SANTA CATARINA – Rancho Queimado: liminar suspende decreto que inverteu ordem de prioridade e desconsiderou a lei estadual que estabelece a educação como atividade essencial
O Ministério Público de Santa Catarina (MPSC) obteve a suspensão do decreto do Município de Santo Amaro da Imperatriz que restringiu as aulas presenciais nas redes pública e privada de ensino em todos os níveis a partir desta quarta-feira (17/3), sem medida de mesmo teor em relação a atividades não essenciais. Assim, as aulas presenciais devem ser imediatamente retomadas em todas as escolas do ensino básico, públicas ou privadas, que tenham plano de contingência contra a covid-19 aprovado, garantido o direito de opção dos pais ou responsáveis para a manutenção da atividade remota caso não se sintam seguros quanto à proteção sanitária oferecida pela escola.
As decisões foram obtidas pelo MPSC nas ações ajuizadas após os municípios da Grande Florianópolis anunciarem a suspensão das aulas presenciais como medida de combate à pandemia, enquanto mantêm abertas atividades não essenciais, ainda que com restrição de horário.
Além de Rancho Queimado, também já foi concedida a liminar pleiteada em relação a Santo Amaro da Imperatriz, São Pedro de Alcântara, Angelina, Anitápolis, Águas Mornas, São José e Palhoça. As demais ações, contra os municípios de Florianópolis, Tijucas, Alfredo Wagner e São Bonifácio, aguardam decisão judicial.
Na ação da 1ª Promotoria de Justiça da Comarca de Santo Amaro da Imperatriz, assim como nas demais, o Ministério Público sustenta que, em um cenário de grave crise sanitária, o município pode legitimamente suspender as atividades educacionais presenciais. No entanto, a legalidade dessa medida deve ser avaliada no contexto mais amplo do combate à pandemia e vir, no mínimo, acompanhada de medidas restritivas idênticas ou mais rigorosas para todas as atividades não essenciais e não prioritárias.

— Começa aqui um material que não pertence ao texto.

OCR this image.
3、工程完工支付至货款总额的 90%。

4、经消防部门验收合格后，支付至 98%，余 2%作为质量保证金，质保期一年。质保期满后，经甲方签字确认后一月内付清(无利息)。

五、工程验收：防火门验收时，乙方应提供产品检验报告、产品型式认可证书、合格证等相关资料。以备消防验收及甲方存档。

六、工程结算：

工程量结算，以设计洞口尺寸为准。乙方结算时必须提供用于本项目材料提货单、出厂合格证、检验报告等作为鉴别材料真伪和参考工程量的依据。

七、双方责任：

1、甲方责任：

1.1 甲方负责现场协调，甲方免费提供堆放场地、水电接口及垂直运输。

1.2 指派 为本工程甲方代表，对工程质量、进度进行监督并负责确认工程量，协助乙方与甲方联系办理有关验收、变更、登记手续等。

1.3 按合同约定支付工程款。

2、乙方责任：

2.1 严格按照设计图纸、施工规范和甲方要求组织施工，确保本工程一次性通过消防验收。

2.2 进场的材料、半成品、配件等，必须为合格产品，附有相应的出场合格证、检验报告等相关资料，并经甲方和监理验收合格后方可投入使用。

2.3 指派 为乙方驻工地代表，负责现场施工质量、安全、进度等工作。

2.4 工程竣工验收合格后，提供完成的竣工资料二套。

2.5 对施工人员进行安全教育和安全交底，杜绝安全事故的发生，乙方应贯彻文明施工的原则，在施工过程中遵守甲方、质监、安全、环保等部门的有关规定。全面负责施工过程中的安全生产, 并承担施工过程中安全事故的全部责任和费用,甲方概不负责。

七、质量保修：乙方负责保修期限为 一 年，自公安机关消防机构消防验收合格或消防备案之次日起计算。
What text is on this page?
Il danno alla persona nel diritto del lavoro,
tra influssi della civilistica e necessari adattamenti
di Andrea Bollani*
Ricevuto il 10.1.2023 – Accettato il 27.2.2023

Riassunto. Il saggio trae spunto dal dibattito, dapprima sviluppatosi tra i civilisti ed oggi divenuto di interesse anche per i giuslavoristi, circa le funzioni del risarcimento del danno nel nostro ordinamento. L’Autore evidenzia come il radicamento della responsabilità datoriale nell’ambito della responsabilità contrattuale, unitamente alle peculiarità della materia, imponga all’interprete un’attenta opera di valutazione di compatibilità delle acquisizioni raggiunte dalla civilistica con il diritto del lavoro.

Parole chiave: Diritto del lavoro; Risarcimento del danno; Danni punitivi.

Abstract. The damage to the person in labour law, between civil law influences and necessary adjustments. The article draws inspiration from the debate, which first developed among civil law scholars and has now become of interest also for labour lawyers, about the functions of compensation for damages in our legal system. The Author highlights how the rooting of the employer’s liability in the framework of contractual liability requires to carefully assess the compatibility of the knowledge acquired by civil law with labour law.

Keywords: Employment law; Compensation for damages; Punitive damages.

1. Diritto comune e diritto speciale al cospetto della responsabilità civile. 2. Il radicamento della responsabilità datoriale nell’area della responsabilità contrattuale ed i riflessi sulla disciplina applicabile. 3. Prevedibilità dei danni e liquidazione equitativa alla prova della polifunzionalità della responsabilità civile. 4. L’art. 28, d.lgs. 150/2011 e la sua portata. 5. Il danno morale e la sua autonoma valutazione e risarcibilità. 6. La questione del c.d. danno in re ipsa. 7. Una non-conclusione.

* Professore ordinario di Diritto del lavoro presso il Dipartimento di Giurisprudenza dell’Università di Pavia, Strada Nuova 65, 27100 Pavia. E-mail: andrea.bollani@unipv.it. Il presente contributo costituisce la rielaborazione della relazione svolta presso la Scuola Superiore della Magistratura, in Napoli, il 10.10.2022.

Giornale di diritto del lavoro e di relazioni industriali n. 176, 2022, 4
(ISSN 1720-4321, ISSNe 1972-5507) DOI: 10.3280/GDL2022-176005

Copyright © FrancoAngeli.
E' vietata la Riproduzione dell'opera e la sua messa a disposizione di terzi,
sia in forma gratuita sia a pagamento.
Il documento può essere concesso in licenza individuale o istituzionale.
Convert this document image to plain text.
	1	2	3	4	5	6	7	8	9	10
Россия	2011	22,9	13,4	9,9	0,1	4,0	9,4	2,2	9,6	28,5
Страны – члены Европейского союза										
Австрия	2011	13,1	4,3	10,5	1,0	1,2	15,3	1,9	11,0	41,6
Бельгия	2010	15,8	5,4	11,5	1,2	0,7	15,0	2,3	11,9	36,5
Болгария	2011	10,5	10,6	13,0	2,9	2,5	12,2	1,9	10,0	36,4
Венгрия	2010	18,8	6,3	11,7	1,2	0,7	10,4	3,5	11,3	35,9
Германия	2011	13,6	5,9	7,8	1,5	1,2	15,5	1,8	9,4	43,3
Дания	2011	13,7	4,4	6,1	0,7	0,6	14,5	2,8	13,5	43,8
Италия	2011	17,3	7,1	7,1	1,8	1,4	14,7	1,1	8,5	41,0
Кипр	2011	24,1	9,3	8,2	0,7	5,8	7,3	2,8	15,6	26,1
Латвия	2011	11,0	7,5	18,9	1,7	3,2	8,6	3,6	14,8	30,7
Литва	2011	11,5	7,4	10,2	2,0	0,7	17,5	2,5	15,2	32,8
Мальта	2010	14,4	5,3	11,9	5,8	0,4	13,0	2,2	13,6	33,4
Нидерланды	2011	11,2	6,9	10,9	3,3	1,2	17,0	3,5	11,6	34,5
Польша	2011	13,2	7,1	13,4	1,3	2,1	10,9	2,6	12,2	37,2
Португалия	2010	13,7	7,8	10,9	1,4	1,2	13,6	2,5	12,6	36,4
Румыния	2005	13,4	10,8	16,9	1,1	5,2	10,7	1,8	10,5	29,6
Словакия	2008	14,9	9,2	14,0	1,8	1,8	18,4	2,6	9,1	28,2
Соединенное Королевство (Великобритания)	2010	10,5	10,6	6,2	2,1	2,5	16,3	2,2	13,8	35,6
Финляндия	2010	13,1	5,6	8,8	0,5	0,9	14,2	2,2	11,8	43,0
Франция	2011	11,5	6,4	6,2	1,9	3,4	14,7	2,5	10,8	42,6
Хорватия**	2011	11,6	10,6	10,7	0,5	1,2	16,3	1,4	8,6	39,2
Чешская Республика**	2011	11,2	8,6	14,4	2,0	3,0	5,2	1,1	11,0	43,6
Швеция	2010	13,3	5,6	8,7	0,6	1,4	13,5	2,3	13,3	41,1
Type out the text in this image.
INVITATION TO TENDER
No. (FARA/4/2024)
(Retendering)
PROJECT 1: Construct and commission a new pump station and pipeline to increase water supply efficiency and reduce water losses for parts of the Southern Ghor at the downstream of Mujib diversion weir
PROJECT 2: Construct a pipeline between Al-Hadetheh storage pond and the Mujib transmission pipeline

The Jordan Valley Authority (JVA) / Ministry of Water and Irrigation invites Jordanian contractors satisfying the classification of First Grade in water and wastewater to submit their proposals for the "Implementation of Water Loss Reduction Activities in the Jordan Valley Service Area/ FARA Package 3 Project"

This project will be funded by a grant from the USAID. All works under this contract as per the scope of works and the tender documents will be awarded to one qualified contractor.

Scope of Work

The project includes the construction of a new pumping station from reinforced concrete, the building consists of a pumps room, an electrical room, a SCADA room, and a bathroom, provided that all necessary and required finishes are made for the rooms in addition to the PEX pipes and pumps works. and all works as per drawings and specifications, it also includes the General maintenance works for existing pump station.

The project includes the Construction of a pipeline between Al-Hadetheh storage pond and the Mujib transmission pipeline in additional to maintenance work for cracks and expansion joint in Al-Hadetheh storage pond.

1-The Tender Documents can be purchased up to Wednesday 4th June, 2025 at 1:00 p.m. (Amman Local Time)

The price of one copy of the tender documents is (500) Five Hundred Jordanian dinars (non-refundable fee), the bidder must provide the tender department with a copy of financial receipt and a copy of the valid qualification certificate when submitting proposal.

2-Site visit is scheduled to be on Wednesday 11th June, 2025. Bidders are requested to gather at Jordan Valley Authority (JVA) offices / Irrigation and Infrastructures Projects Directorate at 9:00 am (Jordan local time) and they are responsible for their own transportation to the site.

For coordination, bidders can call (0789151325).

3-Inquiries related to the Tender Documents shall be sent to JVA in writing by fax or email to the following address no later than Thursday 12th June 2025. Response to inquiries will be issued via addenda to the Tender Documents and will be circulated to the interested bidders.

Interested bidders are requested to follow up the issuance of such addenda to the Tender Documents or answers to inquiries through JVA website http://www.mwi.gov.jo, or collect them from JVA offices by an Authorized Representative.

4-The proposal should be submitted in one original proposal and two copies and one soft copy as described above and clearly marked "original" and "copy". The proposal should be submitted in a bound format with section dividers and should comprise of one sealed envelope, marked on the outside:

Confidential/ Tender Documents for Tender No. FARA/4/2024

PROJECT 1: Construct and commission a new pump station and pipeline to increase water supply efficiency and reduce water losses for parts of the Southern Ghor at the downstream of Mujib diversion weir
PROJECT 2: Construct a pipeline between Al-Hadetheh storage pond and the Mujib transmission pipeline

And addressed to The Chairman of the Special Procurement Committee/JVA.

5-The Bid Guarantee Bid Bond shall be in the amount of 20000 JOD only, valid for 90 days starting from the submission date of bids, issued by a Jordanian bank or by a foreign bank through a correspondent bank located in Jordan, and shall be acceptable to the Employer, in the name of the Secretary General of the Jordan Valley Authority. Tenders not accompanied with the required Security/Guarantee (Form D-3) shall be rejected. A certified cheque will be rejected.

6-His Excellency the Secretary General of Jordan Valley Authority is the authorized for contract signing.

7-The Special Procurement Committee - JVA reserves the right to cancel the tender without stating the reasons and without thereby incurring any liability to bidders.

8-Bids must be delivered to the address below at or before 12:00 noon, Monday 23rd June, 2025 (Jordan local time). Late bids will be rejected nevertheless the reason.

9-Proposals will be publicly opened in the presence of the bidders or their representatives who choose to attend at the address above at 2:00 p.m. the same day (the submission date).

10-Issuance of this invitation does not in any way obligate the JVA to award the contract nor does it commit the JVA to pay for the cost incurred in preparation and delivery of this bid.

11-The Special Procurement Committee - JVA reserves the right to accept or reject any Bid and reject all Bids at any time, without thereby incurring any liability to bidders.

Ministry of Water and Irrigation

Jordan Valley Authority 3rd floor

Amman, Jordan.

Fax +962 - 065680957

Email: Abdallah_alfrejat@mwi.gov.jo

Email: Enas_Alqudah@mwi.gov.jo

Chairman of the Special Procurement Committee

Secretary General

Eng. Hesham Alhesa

No caso dos municípios da Grande Florianópolis, enquanto as aulas foram suspensas em todos os níveis, continua autorizado, ainda que com horário limitado, o funcionamento de todas as atividades comerciais não essenciais, como restaurantes, bares, academias, salões de beleza e barbearias.
O Ministério Público destaca que, desde 8 de dezembro de 2020, com a aprovação da Lei Estadual n. 18.032/2020, as atividades educacionais em Santa Catarina estão definidas como essenciais, e o atendimento presencial está limitado a um mínimo de 30% da capacidade.
“Constata-se a partir do decreto vindicado uma inversão de prioridades nas práticas sociais, das instituições e dos entes públicos, porque, enquanto outras atividades – não essenciais inclusive – estão liberadas por completo ou restritas apenas parcialmente (restrição de percentual de ocupação ou de horário de funcionamento), em tese com embasamento científico, há evidente descaso social com a educação, talvez a única cumpridora efetiva dos protocolos (acompanhados e fiscalizados em todo o território catarinense pelo Ministério Público)”, argumentam os Promotores de Justiça que assinam as ações.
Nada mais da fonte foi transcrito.